QUINCY, Mass. --
A day after finding families living in potentially dangerous conditions, Quincy inspectors are on the hunt for more illegal apartments.
NewsCenter 5's Amalia Barreda reported that Quincy fire officials toured the city on Thursday, hoping to locate illegal apartments like the one that trapped a father and his two children in a fatal fire last month. Officials said that the apartments they identified during the sweeps may be the tip of the iceberg.
A home at 247 North Central Ave. is one example of the illegal rooming houses that dot the city, according to police. A task force found 10 illegal apartments in the building, which had no heat and only one working smoke detector, police said.
Officers spent the day knocking on doors and following up on anonymous tips about residents living in unsafe conditions. At one property, task force members were tipped off to a potential illegal apartment by an air conditioner poking out of an attic window. At another property on Freeman Street, officials said they found eight illegal units spread throughout the basement and second floor of the building.
Police told the landlord??s son that the tenants would need to move out immediately. Fire Chief Joseph Barron said fire officials are acting in the interest of residents who are put at risk by the unsafe living conditions.
"(The building has) all substandard electrical wiring, so we just have no comfort level with the ability of this to be safe," said Barron.
The crackdown comes one week after a devastating fire destroyed an illegal basement apartment at 100 Robertson St. that killed three members of one family.
"My problem as a fire deputy is the means of egress," said Deputy Chief Paul Griffith. "The locked doors slow us down on searching the building if there is a fire and it's all smoke."

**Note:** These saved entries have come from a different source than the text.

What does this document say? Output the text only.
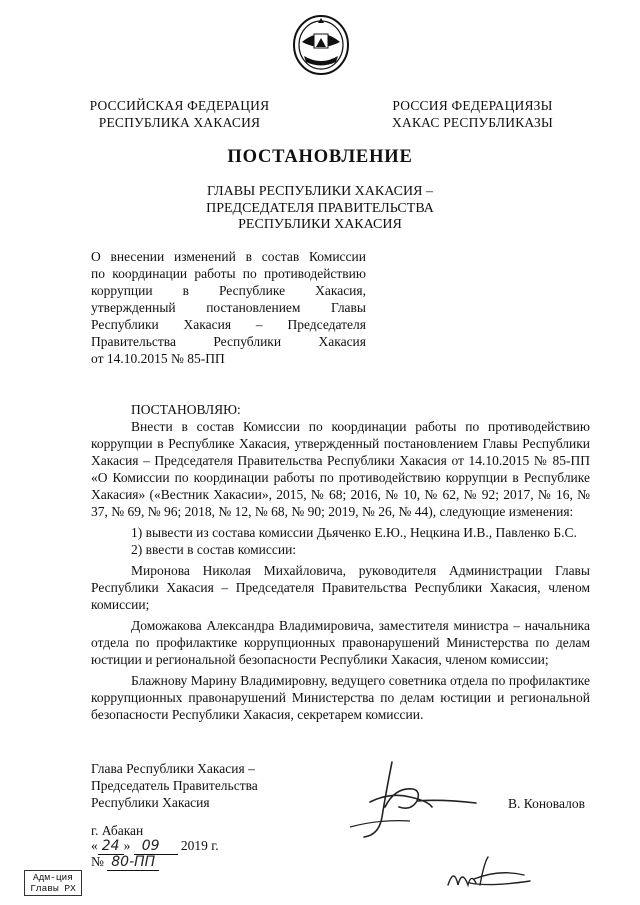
РОССИЙСКАЯ ФЕДЕРАЦИЯ
РЕСПУБЛИКА ХАКАСИЯ
РОССИЯ ФЕДЕРАЦИЯЗЫ
ХАКАС РЕСПУБЛИКАЗЫ
ПОСТАНОВЛЕНИЕ
ГЛАВЫ РЕСПУБЛИКИ ХАКАСИЯ –
ПРЕДСЕДАТЕЛЯ ПРАВИТЕЛЬСТВА
РЕСПУБЛИКИ ХАКАСИЯ
О внесении изменений в состав Комиссии
по координации работы по противодействию
коррупции в Республике Хакасия,
утвержденный постановлением Главы
Республики Хакасия – Председателя
Правительства Республики Хакасия
от 14.10.2015 № 85-ПП

ПОСТАНОВЛЯЮ:

Внести в состав Комиссии по координации работы по противодействию коррупции в Республике Хакасия, утвержденный постановлением Главы Республики Хакасия – Председателя Правительства Республики Хакасия от 14.10.2015 № 85-ПП «О Комиссии по координации работы по противодействию коррупции в Республике Хакасия» («Вестник Хакасии», 2015, № 68; 2016, № 10, № 62, № 92; 2017, № 16, № 37, № 69, № 96; 2018, № 12, № 68, № 90; 2019, № 26, № 44), следующие изменения:

1) вывести из состава комиссии Дьяченко Е.Ю., Нецкина И.В., Павленко Б.С.

2) ввести в состав комиссии:

Миронова Николая Михайловича, руководителя Администрации Главы Республики Хакасия – Председателя Правительства Республики Хакасия, членом комиссии;

Доможакова Александра Владимировича, заместителя министра – начальника отдела по профилактике коррупционных правонарушений Министерства по делам юстиции и региональной безопасности Республики Хакасия, членом комиссии;

Блажнову Марину Владимировну, ведущего советника отдела по профилактике коррупционных правонарушений Министерства по делам юстиции и региональной безопасности Республики Хакасия, секретарем комиссии.

Глава Республики Хакасия –
Председатель Правительства
Республики Хакасия	В. Коновалов
г. Абакан
« 24 » 09 2019 г.
№ 80-ПП
Адм-ция
Главы РХ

"These rooms are not heated," said Quincy Building Inspector Jim Anderson. "They bring their own space heaters in, so it is a tragedy waiting to happen."
A fire watch was posted at one property cited during the task force investigation. At the expense of the landlord, a team of firefighters will keep watch over the property until all of the code violations have been corrected, fire officials said.
"I'm very disappointed," said Barron. "This is my city and I have to be able to have a comfort level that these citizens are safe, and finding things like this is not the case."